After that, he seems to have been in the position of having to make his own way, while only getting help by a partial investment from his family in a further round of his already-succeeding company that he set up living in his office. So in the positions millions have been. There aren't millions of Musks around but there are millions of younger adults that have more than they deserve. But facts don't bend for your weird fantasies to be true.
Funny thing is, some time ago I thought Elon came from a background where he got a lot of money to start his successes, and still cheered him for making so much more from that than really anyone else. Then people started trying to show in him bad light, which backfired hilariously and now his origin story puts almost anyone to shame.
I think you're trying to somehow include fancy concepts and bending your arguments to fit them, which is becoming a bit silly (No, Poe's law doesn't relate to the current conversation).
I am not shifting goalposts. Note that I'm not the original arguer here. I just noted that you basically doomed Elon from birth regardless of what good he's done during his life, which is a crazy weak argument.
I know people who think that casually considering non-comformists delusional is reasonable. They come in many sorts, but most often its Occam's razor so I don't hate and won't get more involved.
I am not disingenuous. I just hope people would cheer on the people of our time who push on innovation instead of attacking them for their money or pecularities. With enough mass just throwing lazy attacks things can only get worse for everybody.
I think you still don't realize I'm not the original arguer. I just came here to point out this:
>Just a FYI your argument is that Elon got a Huge Head Start to his serial entrepreneurism just because someone in relation to him had a business 40+ years ago in South Africa. Far after which he lived almost as a destitute during his college years.
Which you can't retort and makes other arguments meaningless. Which are already so badly-colored (narcissism, trying to dredge up race relations) that are not worth deliberating on for anyone's sake.
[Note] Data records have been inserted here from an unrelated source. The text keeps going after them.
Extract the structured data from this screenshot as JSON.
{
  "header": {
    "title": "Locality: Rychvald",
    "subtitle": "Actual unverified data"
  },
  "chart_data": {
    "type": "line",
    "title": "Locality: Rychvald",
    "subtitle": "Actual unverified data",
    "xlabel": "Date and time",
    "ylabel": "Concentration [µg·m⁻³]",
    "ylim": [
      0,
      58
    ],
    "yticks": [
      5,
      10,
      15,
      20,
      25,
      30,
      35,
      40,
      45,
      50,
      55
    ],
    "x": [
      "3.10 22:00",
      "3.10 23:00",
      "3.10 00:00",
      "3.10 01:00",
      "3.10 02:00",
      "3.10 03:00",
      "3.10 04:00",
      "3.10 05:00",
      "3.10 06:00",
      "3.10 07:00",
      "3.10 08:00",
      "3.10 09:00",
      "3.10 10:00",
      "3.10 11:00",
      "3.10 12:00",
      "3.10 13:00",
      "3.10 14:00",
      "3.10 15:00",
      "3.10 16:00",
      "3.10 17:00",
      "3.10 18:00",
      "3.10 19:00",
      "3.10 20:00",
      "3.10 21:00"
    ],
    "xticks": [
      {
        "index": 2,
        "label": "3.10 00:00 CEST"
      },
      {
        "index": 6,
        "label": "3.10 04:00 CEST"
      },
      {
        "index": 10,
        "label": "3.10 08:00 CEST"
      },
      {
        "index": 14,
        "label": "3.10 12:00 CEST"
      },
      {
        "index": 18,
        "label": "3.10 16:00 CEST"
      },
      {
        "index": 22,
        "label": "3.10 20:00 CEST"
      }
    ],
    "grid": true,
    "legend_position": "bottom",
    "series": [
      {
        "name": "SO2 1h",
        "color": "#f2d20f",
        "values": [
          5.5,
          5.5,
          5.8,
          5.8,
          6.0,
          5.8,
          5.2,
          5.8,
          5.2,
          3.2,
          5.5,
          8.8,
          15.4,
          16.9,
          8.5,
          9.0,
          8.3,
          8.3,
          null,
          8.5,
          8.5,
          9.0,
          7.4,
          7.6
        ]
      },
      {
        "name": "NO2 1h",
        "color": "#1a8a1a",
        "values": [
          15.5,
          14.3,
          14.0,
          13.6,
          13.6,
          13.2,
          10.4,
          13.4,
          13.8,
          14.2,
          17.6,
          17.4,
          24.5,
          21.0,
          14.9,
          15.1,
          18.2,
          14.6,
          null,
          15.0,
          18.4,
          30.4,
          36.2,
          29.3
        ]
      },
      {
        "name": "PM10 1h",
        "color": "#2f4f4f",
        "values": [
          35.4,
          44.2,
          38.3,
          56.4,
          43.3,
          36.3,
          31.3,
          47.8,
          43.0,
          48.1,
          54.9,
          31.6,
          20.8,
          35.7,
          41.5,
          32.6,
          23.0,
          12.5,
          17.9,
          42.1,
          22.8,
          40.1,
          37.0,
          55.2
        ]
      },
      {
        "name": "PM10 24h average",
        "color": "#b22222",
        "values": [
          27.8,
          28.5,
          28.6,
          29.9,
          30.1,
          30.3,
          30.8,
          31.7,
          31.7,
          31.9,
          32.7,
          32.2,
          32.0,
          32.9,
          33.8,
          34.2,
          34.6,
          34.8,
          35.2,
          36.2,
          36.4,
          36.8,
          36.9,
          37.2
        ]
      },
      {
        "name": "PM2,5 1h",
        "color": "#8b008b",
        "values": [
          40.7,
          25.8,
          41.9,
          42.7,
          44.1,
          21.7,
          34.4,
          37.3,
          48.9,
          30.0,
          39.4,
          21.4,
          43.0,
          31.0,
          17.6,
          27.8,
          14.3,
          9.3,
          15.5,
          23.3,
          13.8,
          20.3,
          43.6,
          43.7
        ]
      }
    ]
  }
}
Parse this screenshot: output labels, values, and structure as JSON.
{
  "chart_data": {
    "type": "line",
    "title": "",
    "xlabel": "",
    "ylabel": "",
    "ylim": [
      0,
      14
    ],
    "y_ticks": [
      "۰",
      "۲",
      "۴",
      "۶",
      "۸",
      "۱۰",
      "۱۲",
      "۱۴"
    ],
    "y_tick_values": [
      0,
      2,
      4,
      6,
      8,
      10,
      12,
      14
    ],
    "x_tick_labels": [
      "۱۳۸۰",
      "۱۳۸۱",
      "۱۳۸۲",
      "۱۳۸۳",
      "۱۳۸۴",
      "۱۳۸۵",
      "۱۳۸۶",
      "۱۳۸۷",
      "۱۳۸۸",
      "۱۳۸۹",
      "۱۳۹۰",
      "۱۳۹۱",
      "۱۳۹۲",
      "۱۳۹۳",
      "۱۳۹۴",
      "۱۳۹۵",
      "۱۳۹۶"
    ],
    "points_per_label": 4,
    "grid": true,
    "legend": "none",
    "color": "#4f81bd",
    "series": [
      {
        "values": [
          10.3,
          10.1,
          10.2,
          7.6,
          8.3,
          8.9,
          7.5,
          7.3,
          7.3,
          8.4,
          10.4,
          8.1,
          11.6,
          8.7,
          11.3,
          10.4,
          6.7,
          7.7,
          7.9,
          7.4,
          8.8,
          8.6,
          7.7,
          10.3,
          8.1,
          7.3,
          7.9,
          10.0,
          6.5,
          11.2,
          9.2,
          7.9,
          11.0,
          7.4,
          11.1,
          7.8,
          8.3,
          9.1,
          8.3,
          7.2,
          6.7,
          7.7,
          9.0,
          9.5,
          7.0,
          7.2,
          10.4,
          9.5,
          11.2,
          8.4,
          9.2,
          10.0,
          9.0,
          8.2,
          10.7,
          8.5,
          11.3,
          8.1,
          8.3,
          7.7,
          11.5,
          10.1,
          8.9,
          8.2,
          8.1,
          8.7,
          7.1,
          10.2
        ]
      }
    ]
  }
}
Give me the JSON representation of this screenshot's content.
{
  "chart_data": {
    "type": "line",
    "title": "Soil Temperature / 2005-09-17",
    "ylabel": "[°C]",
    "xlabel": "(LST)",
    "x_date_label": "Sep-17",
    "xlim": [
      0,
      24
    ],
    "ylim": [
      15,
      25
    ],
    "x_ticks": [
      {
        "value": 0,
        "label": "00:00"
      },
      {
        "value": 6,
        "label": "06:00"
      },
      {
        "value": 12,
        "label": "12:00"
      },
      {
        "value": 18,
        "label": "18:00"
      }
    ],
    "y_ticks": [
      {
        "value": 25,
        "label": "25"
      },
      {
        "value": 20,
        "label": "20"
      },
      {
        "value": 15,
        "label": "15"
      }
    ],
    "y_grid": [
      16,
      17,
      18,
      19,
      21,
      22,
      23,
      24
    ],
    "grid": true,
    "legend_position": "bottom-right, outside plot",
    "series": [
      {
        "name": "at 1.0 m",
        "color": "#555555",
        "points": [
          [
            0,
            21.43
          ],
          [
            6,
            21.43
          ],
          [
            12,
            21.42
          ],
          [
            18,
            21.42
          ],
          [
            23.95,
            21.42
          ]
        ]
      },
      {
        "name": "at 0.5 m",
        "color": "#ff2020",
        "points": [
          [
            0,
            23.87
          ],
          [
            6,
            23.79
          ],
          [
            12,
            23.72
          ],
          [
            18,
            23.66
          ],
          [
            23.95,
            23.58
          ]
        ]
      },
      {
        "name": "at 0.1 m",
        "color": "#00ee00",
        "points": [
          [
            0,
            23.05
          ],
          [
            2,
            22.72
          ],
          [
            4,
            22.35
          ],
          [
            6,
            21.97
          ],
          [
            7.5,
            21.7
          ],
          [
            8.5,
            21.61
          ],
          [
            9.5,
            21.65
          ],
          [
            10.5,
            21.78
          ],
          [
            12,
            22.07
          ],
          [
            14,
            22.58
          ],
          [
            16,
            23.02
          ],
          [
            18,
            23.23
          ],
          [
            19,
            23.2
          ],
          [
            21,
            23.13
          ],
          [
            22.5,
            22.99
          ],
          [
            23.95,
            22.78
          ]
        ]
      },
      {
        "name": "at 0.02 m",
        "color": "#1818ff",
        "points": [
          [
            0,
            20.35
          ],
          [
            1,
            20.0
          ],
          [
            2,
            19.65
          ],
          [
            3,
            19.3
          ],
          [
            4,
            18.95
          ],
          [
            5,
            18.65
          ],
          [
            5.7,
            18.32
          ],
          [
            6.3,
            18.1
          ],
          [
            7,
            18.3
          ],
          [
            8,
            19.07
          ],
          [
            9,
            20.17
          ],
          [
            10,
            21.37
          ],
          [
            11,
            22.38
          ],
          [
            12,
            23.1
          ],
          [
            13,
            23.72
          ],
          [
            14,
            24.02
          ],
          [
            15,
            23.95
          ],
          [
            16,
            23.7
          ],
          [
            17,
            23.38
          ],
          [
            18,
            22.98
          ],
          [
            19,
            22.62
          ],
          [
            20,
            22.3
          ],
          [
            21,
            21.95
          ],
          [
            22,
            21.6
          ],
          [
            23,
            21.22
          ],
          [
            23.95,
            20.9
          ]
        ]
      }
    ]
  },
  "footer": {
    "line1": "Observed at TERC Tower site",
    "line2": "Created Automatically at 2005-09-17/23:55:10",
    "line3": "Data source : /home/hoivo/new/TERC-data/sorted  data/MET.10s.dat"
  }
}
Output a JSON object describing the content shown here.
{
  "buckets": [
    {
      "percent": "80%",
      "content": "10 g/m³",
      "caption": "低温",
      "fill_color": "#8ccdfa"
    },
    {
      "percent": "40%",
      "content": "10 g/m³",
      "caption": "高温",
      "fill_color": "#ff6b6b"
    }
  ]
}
He got a head start through acess to better education, access to equipment others wouldn't have had (just like Gates), his fathers social snd business connections, and more, as a direct result of his father's wealth and connections. This lead to immediately improved outcomes compared to his "competitors".
I wasn't talking "global scale" I was speaking about domestically, which is what matters.
"top 5% childhood positioning, services, access to material and equipment, and more.
Strawman, moving goalposts, etc."
Nope what i listed were specifics, those advantages he gained.
You know that but chose to misrepresent with a red herring.
This is the SOP for Elon fanbois, just more trolling type behaviors just like thier wannabe lord and savior.
Really... it's rather sad and disheartening to know you folks actually drank the Kool aid and aren't just playing games, rather actually think like this and genuinely believe you arent fools.
Except he didn't succeed life on his own merits. This is an outright provable falsehood.
He fell upward every time and started with a sizable fortune. He absolutely didn't work so hard that he "built" a multi-billion dollar empire, no one human can work that hard.
> Revealing about his father's business, Musk stated "My father created a small electrical/mechanical engineering company that was successful for 20 to 30 years, but it fell on hard times. He has been essentially bankrupt for about 25 years, requiring financial support from my brother and me.".
Give it a rest.
Besides which, I can absolutely guarantee you that if I gave you a “small loan of one million dollars”, you’d be bankrupt by the end of the decade.
You actually can't absolutely guarantee anything of the sort, but it makes sense that this is something you'd think because you apparently also believe Elon Musk over this and not Elon Musk (or his dad!):
It's like they have a personal investment in Elon not having done the things that Elon has very clearly actually done.